I dont need pencil or crayon, was looking for a gel based one, similar to Bobbi brown and Mac fluidline.

thanks


----------



## kariii (Mar 16, 2009)

Quote:

   Originally Posted by *Belini* 

 
_hey guys does anyone know a brand that has a white gel eyeliner?
I dont need pencil or crayon, was looking for a gel based one, similar to Bobbi brown and Mac fluidline.

thanks_

 

coastal scents has gel liners, the white one is silk white. They compare to MAC. HTH!


----------



## MrsMay (Mar 16, 2009)

I you have access to Inglot they have a white gel eyeliner (matte) and it's a bit cheaper than MAC and definately the same quality


----------



## Brittni (Mar 16, 2009)

MAC Chromaline's apparently work well.

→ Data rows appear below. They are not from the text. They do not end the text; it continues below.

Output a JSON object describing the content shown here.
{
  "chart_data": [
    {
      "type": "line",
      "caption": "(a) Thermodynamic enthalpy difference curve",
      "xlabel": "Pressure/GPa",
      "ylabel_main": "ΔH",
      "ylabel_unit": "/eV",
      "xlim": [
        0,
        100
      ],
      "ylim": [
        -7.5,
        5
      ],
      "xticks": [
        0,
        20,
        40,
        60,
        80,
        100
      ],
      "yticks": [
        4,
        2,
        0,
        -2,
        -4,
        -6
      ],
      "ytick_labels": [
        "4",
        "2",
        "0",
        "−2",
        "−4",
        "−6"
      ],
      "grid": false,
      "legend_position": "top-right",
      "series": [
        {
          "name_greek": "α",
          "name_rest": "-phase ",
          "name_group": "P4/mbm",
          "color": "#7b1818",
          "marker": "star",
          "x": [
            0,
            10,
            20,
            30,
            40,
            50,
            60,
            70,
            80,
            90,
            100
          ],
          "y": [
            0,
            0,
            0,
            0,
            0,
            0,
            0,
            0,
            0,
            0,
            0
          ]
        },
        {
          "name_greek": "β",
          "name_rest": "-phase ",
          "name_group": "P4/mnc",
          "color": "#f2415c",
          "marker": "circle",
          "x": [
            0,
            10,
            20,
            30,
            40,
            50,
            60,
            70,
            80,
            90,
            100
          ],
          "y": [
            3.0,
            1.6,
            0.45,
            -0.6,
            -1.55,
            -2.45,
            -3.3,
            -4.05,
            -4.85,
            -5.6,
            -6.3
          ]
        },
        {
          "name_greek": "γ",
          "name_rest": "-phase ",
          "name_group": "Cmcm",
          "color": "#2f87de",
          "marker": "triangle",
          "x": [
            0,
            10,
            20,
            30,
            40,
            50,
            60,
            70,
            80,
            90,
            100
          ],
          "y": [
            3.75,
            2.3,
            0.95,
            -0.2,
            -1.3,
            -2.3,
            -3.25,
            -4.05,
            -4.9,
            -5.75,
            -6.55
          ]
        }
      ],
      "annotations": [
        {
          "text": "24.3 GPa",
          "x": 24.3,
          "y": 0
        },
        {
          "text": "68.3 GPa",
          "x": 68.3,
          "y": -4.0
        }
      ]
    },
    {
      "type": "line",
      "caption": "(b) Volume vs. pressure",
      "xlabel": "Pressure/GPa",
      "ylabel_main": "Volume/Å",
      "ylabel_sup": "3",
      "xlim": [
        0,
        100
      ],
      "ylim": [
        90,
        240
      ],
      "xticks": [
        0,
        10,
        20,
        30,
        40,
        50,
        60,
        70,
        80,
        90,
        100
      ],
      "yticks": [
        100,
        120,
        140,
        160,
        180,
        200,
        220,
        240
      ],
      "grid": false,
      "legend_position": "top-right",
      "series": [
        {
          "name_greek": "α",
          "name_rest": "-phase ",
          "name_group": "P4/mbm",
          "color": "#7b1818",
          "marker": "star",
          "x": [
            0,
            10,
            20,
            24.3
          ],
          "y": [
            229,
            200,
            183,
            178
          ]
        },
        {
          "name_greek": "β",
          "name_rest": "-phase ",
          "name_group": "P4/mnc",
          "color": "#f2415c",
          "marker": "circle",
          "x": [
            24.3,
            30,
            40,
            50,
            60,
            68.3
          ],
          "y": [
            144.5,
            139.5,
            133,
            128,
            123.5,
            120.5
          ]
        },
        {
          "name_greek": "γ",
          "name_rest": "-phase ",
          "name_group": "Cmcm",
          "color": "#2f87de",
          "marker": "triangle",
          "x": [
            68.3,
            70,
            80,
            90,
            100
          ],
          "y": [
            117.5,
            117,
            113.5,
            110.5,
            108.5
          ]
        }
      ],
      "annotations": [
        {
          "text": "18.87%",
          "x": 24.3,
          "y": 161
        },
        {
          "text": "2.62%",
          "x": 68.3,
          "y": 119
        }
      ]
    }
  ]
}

They are a pro product and might not be recommended for the waterline, but I know people have used them and they work well.


----------



## preciouscharm (Mar 16, 2009)

Coastal scents and its affordable!


----------



## billy_cakes (Mar 16, 2009)

Prestiege cosmetics and trucco have them as well


----------



## Aremisia (Mar 17, 2009)

I really like the coastal scents gel eyeliners as well. They work awesomely and are darned affordable too!
	

	
	
		
		

		
			




Coastal Scents: Gel Liners
HTH!


----------